Does taking CC classes as a high school student affect your college GPA?

It is the summer after junior year, and I took two community college classes. ASL 2, which I received an A mark, and Astronomy… which I missed an A by TWO points. :frowning:

I’m devastated, and I was told that these grades will follow me to my 4-year college if I go to one right after senior year… That is honestly the worst news I could have heard. College, in my mind, was a brand new, fresh start… I had no idea these grades I received in these CC classes would haunt me. Obviously, I would have enjoyed the sound of it had I gotten As in both Astronomy and ASL 2, but that was not the case…

Do they truly affect your college GPA? I wanted to strive for a 4.0… Walking into my new college with a B on my transcript is devastating me…

First of all, you’re walking into college with a 3.5. Congratulations—that’s a most excellent GPA.

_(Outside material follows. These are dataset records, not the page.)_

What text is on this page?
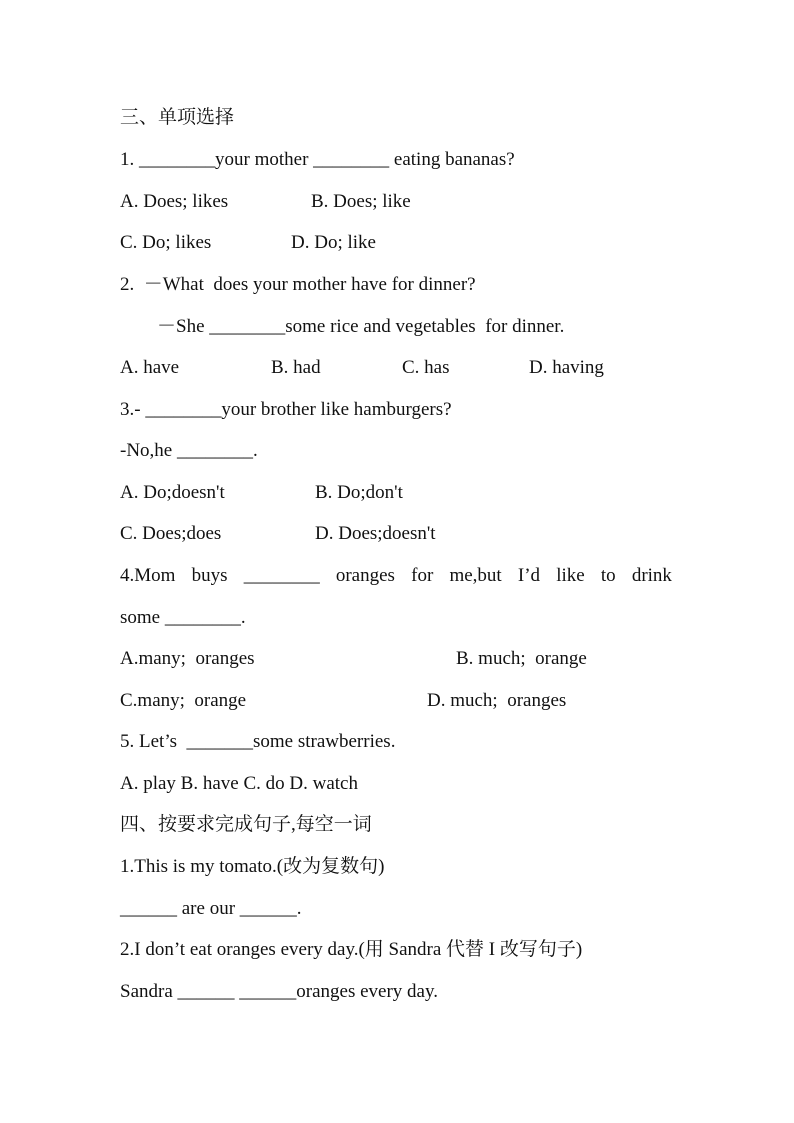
三、单项选择
1. ________your mother ________ eating bananas?
A. Does; likes	B. Does; like
C. Do; likes	D. Do; like
2.  －What  does your mother have for dinner?
－She ________some rice and vegetables  for dinner.
A. have	B. had	C. has	D. having
3.- ________your brother like hamburgers?
-No,he ________.
A. Do;doesn't	B. Do;don't
C. Does;does	D. Does;doesn't
4.Mom buys ________ oranges for me,but I’d like to drink
some ________.
A.many;  oranges	B. much;  orange
C.many;  orange	D. much;  oranges
5. Let’s  _______some strawberries.
A. play B. have C. do D. watch
四、按要求完成句子,每空一词
1.This is my tomato.(改为复数句)
______ are our ______.
2.I don’t eat oranges every day.(用 Sandra 代替 I 改写句子)
Sandra ______ ______oranges every day.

As for your main question, there are two different but equally important answers.

First, whether your college counts those grades as part of your GPA for things like Latin honors at graduation depends on its own policies (which will be mentioned in the catalog). I’ve mentioned elsewhere on CC that I flunked out of college my freshman year; however, the college I ultimately transferred into didn’t count transfer courses as part of its GPA calculations, and so I received my bachelor’s degree magna cum laude. The university I work at now, on the other hand, does count transfer course grades, and so if I’d gotten my degree from here I wouldn’t have had even a remote chance at Latin honors.

Second, though, if you’re applying to graduate or professional school, all of your college courses will be counted in GPA calculations for entry—so your B in astronomy will count. However, the trajectory of your grades also counts—so, to take my case, even though I ended up with something like a 3.1 due to my horrible freshman year, the fact that my grades from year to year were 1.8-3.3-3.8-4.0 (including a 4.0 in my major) meant that nearly everywhere I applied to for grad school was willing to overlook that first year and admit me with funding.

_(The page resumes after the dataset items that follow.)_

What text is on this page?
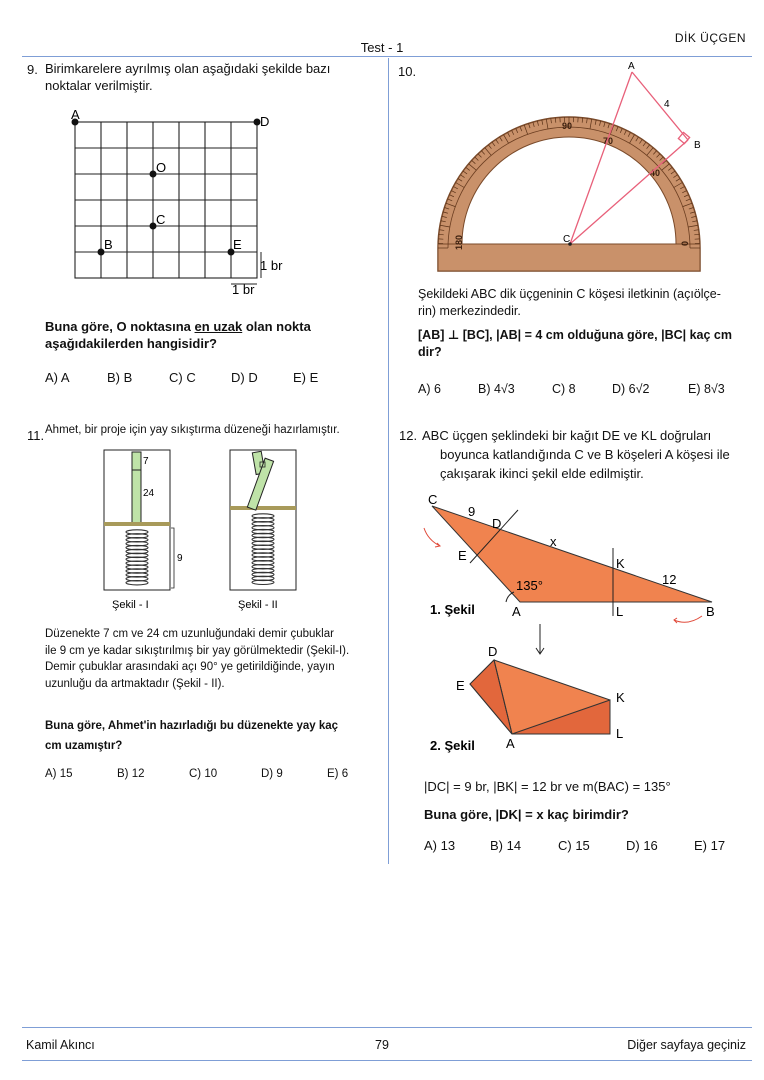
Test - 1
DİK ÜÇGEN
9. Birimkarelere ayrılmış olan aşağıdaki şekilde bazı
noktalar verilmiştir.
A	D
O
C
B	E
1 br
1 br
Buna göre, O noktasına en uzak olan nokta
aşağıdakilerden hangisidir?
A) A	B) B	C) C	D) D	E) E
10.
90
70
40
180	0
A
B
C
4
Şekildeki ABC dik üçgeninin C köşesi iletkinin (açıölçe-
rin) merkezindedir.
[AB] ⊥ [BC], |AB| = 4 cm olduğuna göre, |BC| kaç cm
dir?
A) 6	B) 4√3	C) 8	D) 6√2	E) 8√3
11. Ahmet, bir proje için yay sıkıştırma düzeneği hazırlamıştır.
7
24
9
Şekil - I	Şekil - II
Düzenekte 7 cm ve 24 cm uzunluğundaki demir çubuklar
ile 9 cm ye kadar sıkıştırılmış bir yay görülmektedir (Şekil-I).
Demir çubuklar arasındaki açı 90° ye getirildiğinde, yayın
uzunluğu da artmaktadır (Şekil - II).
Buna göre, Ahmet'in hazırladığı bu düzenekte yay kaç
cm uzamıştır?
A) 15	B) 12	C) 10	D) 9	E) 6
12. ABC üçgen şeklindeki bir kağıt DE ve KL doğruları
boyunca katlandığında C ve B köşeleri A köşesi ile
çakışarak ikinci şekil elde edilmiştir.
C
9
D
x
E
K
12
135°
A	L	B
1. Şekil
D
E
K
A
L
2. Şekil
|DC| = 9 br, |BK| = 12 br ve m(BAC) = 135°
Buna göre, |DK| = x kaç birimdir?
A) 13	B) 14	C) 15	D) 16	E) 17
Kamil Akıncı	79	Diğer sayfaya geçiniz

That said, I return to the first thing I said—a B in a college course is a good grade. If you end up with a 3.5 overall for your college GPA, you’ve done better than the vast majority of students. (This is actually something that’s hard for a lot of students who were high-achieving at- or near-4.0 in high school to come to terms with once they get to the postsecondary level, but it’s true.) Yes, it means you will never have a 4.0 for your overall college career—but then again, nearly nobody does that, anyway, and to be honest that shouldn’t be your goal.

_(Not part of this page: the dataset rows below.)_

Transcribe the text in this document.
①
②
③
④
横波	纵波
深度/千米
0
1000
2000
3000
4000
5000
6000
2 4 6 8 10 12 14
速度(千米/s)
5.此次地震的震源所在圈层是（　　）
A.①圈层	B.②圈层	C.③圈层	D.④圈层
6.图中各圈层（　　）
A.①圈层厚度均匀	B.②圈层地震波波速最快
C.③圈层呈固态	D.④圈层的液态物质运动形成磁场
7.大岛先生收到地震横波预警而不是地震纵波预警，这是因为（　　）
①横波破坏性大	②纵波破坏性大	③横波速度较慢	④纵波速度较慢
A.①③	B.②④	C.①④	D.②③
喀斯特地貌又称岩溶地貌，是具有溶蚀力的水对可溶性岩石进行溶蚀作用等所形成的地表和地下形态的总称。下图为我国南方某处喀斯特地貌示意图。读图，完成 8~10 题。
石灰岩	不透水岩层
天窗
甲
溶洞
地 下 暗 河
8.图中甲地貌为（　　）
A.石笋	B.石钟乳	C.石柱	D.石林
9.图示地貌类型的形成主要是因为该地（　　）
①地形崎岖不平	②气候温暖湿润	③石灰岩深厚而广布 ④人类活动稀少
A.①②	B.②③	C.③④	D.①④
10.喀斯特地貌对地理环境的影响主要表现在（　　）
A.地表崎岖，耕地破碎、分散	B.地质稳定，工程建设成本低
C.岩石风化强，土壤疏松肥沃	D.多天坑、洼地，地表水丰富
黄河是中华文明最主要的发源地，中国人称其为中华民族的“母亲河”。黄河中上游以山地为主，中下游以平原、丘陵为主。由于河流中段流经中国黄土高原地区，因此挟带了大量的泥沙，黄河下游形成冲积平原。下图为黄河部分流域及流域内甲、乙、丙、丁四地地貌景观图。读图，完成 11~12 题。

(Not to mention that it’s only 3 credits out of a likely 120 or more—that one grade is only 2.5% at most of your total GPA. Even if you’d gotten an F, it would only have lowered your potential GPA from a 4.0 to at lowest a 3.9. Getting a B? Even less of a hit. Seriously, don’t stress about it.)

@dfbdfb

Wow, thanks for your help!

It depends on the school. A lot of schools don’t count transfer credits in GPA. Others do. At my daugher’s school, the grades from her community college classes taken in high school counted toward her overall GPA; that is not the case for most of her friends at different schools.